The purpose of an inspection before leaving the United States is to inform passengers of their legal responsibility to file a Financial Crimes Enforcement Network (FINCEN) Form 105 when traveling with currency, or other monetary instruments in excess of $10,000 out of the United States. CBP officers may choose passengers for an inspection for a variety of reasons and this may result in having to undergo a personal search. If selected for a personal search, your cooperation and understanding will be greatly appreciated.
Why aren’t all passengers inspected?
Although CBP officers have the authority under federal statutes to inspect everyone and everything entering or leaving the United States, there are two reasons why they do not. First, most passengers are law-abiding travelers. Second, CBP officers concentrate on finding the few passengers who are not obeying the law.
What to Expect During CBP Examination
You may not be searched on any discriminatory basis (e.g. race, gender, religion, ethnic background). A search based on consideration of citizenship or travel itinerary that includes a narcotics source or transit country is not discriminatory.
You are to be treated in a courteous, professional, and dignified manner.
You will receive an explanation of the examination process as it occurs.
You will have the opportunity to speak with a CBP supervisor.
Unless probable cause has been developed, you can request that CBP notify someone of your delay if you are detained more than two hours after the personal search has begun.
Where a body scan option is available, you can request a body scan instead of a pat-down search.
What can I do if I think the examination was not conducted in a professional manner?
If you feel that the examination was not conducted in a professional manner, ask to speak with a CBP supervisor immediately. A CBP supervisor is always available at the facility or by telephone. Supervisors are responsible for ensuring that CBP officers treat all persons with dignity and that they behave in a professional manner.
The CBP processing facility you are in may also employ a CBP Passenger Service Representative (PSR). The PSR is a supervisor specifically trained to handle any concerns or questions you may have.

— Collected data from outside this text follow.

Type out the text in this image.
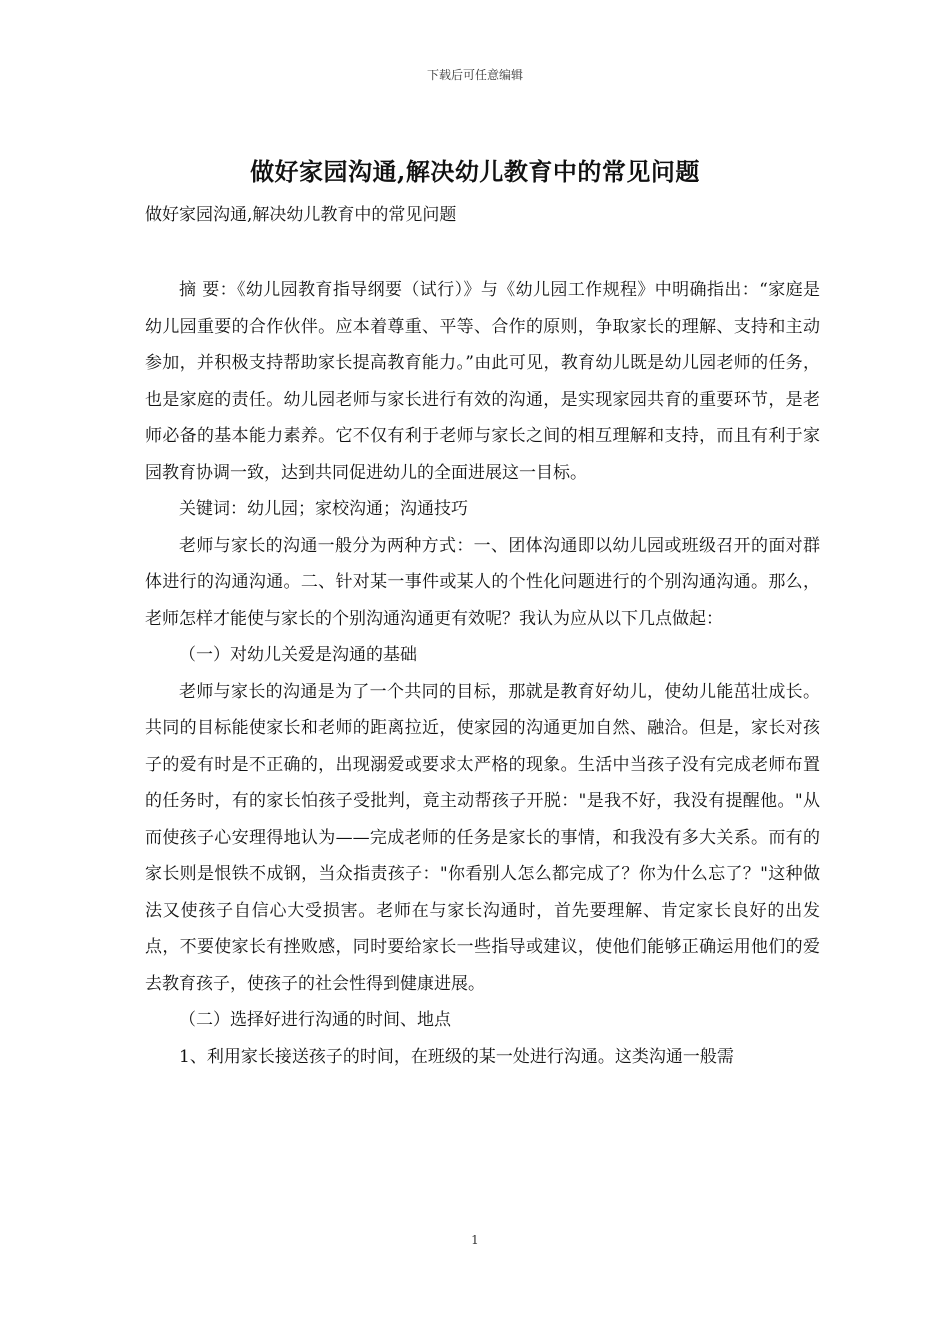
下载后可任意编辑
做好家园沟通,解决幼儿教育中的常见问题
做好家园沟通,解决幼儿教育中的常见问题

摘 要：《幼儿园教育指导纲要（试行）》与《幼儿园工作规程》中明确指出：“家庭是幼儿园重要的合作伙伴。应本着尊重、平等、合作的原则，争取家长的理解、支持和主动参加，并积极支持帮助家长提高教育能力。”由此可见，教育幼儿既是幼儿园老师的任务，也是家庭的责任。幼儿园老师与家长进行有效的沟通，是实现家园共育的重要环节，是老师必备的基本能力素养。它不仅有利于老师与家长之间的相互理解和支持，而且有利于家园教育协调一致，达到共同促进幼儿的全面进展这一目标。

关键词：幼儿园；家校沟通；沟通技巧

老师与家长的沟通一般分为两种方式：一、团体沟通即以幼儿园或班级召开的面对群体进行的沟通沟通。二、针对某一事件或某人的个性化问题进行的个别沟通沟通。那么，老师怎样才能使与家长的个别沟通沟通更有效呢？我认为应从以下几点做起：

（一）对幼儿关爱是沟通的基础

老师与家长的沟通是为了一个共同的目标，那就是教育好幼儿，使幼儿能茁壮成长。共同的目标能使家长和老师的距离拉近，使家园的沟通更加自然、融洽。但是，家长对孩子的爱有时是不正确的，出现溺爱或要求太严格的现象。生活中当孩子没有完成老师布置的任务时，有的家长怕孩子受批判，竟主动帮孩子开脱："是我不好，我没有提醒他。"从而使孩子心安理得地认为——完成老师的任务是家长的事情，和我没有多大关系。而有的家长则是恨铁不成钢，当众指责孩子："你看别人怎么都完成了？你为什么忘了？"这种做法又使孩子自信心大受损害。老师在与家长沟通时，首先要理解、肯定家长良好的出发点，不要使家长有挫败感，同时要给家长一些指导或建议，使他们能够正确运用他们的爱去教育孩子，使孩子的社会性得到健康进展。

（二）选择好进行沟通的时间、地点

1、利用家长接送孩子的时间，在班级的某一处进行沟通。这类沟通一般需

1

If you have any additional comments or questions, U.S. Customs and Border Protection wants to hear from you. You may write directly to CBP Headquarters at:
Customer Service Center
Office of Public Affairs
U.S. Customs and Border Protection
1300 Pennsylvania Avenue, N.W.
Washington, D.C. 20229
You will receive a written response in a timely manner. If you provide your daytime phone number, CBP will contact you directly by telephone. You may also get information and provide feedback through the CBP Web site at www.cbp.gov.

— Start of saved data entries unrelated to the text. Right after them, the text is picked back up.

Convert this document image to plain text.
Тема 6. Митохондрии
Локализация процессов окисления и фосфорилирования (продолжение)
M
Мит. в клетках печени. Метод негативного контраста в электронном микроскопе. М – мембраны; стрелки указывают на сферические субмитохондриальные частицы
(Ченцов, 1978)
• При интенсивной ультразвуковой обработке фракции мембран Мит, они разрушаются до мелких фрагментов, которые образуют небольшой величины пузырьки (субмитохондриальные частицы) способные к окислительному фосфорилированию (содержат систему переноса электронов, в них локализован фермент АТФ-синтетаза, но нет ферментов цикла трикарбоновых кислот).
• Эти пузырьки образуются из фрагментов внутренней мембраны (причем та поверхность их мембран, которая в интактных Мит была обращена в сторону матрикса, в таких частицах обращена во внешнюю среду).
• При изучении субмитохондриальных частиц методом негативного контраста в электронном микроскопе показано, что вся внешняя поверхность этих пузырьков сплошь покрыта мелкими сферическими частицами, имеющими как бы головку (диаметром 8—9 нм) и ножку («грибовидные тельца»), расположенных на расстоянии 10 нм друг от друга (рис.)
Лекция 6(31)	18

One of CBP missions is to ensure that travelers entering the United States comply with U.S. laws. In support of this mission, CBP conducts random compliance examinations (COMPEX).
Essentially, COMPEX examinations involve random selection of vehicles and/or air passengers that ordinarily would not be selected for an intensive examination. By combining the results of these examinations with the results of targeted examinations, CBP is able to estimate the total number of violations being committed by the international traveling public.
When CBP compares the results of the two types of examinations, CBP officers are better able to devise enforcement techniques that prevent the entry of contraband without creating undue delay of law abiding travelers.
It is possible that, upon your entry into the United States from a foreign country, you may be selected for a COMPEX examination and experience a slight delay in your Customs processing. CBP believes that this compliance examination is a critical component of our ability to ensure that our processing procedures are effective.